Li then started to talk about this model on a wider scale.
“There’s a human body [composed] of the entire humanity, made out of all of these humans. [There are] just sizes at different scales of this structure of the entire universe, of which every part of it is alive,” Li said. “At every scale, it works differently, it has different features, different working mechanisms. But that’s outside superficial differences. It’s one thing that transcended everything.”
This concept is what Li calls the “essence of everything.” He said that humans have an acute sense of self that has caused us to live as if we are much more important than anything else in the universe, which is the root of the problems we face.
“It’s a disease that we acquired when the first human was born. We have been getting progressively more and more ill. Sicker and sicker throughout history,” he said.
While Li says his practices are based on core religious beliefs, he has rejected formal religion.
“Religions have been exploited by those people who claim to be apostles or clergy, exploited for their personal beings,” he said.

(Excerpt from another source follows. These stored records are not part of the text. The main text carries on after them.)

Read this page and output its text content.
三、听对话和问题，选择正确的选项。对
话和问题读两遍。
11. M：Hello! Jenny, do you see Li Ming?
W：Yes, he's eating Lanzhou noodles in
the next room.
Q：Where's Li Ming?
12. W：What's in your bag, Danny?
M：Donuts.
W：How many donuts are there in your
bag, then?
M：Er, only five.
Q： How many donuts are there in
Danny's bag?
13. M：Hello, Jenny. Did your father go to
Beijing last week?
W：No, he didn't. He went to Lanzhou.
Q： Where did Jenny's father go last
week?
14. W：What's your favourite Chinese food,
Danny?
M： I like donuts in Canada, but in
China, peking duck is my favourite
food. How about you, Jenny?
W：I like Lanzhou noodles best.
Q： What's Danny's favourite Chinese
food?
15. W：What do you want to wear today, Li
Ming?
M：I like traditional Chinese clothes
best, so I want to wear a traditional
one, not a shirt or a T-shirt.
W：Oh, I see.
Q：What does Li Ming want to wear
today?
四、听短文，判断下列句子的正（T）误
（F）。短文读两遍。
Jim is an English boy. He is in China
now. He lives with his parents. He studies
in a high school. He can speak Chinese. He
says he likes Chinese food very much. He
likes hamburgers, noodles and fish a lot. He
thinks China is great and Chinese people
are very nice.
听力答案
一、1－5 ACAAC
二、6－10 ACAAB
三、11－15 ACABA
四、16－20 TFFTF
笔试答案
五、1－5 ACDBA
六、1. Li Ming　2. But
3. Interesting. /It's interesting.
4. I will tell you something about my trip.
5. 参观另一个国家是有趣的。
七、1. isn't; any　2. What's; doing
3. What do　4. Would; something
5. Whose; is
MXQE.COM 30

He also rejects the premise that God is human-like or human-shaped. “For me, what most people see as God, [I see as] the essence of everything that transcends all scales of the entire universe, which is one living thing. Every part of it is a living organism. We humans, at this scale, are just parts of it,” he said.
Li explained that his new journey is one he hopes to continue for the rest of his life. He is trying to “cure the sickness,” and he said he hopes his cause will become a mass-movement.
“I believe it’s probably the most important movement in the entire human history. There have been all kinds of movements–Religious, spiritual, political–but I believe never have we really addressed the root cause of all human problems and suffering,” Li said. “ It’s not just for one group of people, or for a few people’s gains, but for the entire humanity.”
Li says he is leaving Seattle in a matter of days to start down the west coast. He explained he has lingered here waiting for a foot injury to heal.
If this is truly his plan, Li will encounter many new faces during his journey cross-country, but Li’s face is one that I will always remember.
“It’s about the message,” Li said, pointing at his sign as I took a photograph.